Adobe is Spying on Users, Collecting Data on Their eBook Libraries
Adobe’s e-book reader sends your reading logs back to Adobe—in plain text
Adobe Digital Editions caught calling home with user logs
This is very worrying.
I used to use Digital Editions to check my ePubs when creating them for Google, but I've now swapped over to a reader called Bluefire which doesn't send information places. I also use Calibre for most things, but like to have a backup for file checking. I don't think I had any trouble actually, because I'm still on Digital Editions 1.x :), but I'm not taking the risk.
Why does it need to know what page you read when just to do DRM checks - which is what they are claiming?
and
Why is it sending all the info in plain text where anyone can read it?
Of course it is possible that it's simply really, really lazy coding and no one could be bothered to put in an if clause to check to see if the book was actually DRM enabled and add in an encryption algorythm ... but given that there seems to be overkill on the data, I'm doubting it.
I dislike DRM intensely anyway. Pirates can remove it in seconds (even I know how to do it so professional pirates can do it without blinking), so it's useless for that, so all it does is piss readers off. And it also gives sellers a hold over the reader that is just plain wrong - Amazon deleting people book libraries anyone? I don't like being told I don't actually own something I paid for when if it was on paper I would.
Yes you need some way to track library books, but recording what page you're reading and in what order seems very dodgy to me - how is that anything to do with, have you had this book longer than x no of days? Also, some people are reporting that if you add a false host to your host table for the server Adobe are sending to for the logs, the library lending part still works fine. Not sure how that works as all about DRM then?

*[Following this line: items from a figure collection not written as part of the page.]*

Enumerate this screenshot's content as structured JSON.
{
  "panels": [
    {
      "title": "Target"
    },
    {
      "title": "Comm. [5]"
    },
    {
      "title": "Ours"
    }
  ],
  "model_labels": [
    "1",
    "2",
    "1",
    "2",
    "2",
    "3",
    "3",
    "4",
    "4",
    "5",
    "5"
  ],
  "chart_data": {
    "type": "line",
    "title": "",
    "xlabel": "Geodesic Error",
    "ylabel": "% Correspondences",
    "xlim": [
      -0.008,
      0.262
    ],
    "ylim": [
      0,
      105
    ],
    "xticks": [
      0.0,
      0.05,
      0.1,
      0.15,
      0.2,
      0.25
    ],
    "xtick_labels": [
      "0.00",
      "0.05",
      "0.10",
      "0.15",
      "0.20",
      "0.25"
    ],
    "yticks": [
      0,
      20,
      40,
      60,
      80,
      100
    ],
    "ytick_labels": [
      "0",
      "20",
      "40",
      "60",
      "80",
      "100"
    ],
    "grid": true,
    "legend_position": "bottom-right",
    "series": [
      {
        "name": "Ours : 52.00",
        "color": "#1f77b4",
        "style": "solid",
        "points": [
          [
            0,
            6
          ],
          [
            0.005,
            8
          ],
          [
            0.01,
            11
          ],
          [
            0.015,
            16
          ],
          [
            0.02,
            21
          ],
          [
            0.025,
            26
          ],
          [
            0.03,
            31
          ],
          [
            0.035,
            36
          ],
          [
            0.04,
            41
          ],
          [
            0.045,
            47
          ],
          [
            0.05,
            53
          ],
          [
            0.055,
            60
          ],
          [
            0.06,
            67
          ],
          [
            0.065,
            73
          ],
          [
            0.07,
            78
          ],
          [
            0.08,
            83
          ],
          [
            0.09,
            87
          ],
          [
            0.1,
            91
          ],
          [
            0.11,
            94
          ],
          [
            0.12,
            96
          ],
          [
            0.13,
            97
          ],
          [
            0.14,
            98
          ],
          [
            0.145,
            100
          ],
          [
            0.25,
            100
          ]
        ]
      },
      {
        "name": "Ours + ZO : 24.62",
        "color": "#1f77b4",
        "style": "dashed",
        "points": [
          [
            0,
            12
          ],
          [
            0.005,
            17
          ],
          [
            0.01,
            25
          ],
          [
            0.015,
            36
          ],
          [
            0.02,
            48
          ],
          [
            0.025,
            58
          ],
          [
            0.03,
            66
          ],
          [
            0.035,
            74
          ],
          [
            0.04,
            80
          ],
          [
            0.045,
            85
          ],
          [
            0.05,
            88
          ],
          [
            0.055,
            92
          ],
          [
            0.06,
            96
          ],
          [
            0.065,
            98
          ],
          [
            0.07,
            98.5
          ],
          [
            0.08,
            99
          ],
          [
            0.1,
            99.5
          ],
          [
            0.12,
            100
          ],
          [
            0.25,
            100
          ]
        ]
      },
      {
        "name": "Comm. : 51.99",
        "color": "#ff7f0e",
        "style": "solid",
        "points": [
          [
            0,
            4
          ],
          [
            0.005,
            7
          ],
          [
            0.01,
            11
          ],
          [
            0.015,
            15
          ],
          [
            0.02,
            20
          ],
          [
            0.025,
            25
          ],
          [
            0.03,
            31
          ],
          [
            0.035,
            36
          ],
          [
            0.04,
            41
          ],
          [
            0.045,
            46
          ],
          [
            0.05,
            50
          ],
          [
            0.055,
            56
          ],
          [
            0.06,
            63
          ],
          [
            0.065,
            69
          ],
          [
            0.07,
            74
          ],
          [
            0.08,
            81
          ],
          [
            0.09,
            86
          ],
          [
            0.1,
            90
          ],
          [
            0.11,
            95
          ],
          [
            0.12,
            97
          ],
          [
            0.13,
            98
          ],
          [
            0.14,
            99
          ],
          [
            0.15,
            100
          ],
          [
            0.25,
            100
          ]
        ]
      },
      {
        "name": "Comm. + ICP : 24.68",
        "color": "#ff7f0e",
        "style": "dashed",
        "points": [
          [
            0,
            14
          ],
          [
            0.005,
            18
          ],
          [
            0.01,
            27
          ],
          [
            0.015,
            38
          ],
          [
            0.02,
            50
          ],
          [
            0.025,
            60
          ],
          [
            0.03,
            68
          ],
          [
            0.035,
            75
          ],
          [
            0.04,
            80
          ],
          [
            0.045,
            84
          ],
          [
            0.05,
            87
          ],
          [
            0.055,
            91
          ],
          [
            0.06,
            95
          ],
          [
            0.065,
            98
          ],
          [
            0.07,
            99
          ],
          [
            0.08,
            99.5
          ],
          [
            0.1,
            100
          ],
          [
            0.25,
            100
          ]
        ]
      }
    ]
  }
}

The only time DRM is ever on books by Wittegen Press is if the publishing platform has added it without our permission (W.H.Smiths used to do that before they went nuts and removed all self-pub books and I think Apple do - but I've never successfully opened a book from iBooks so I wouldn't know). Sometimes we don't get a choice, but on places like Amazon and Smashwords and Google where they ask first, we make sure it isn't added.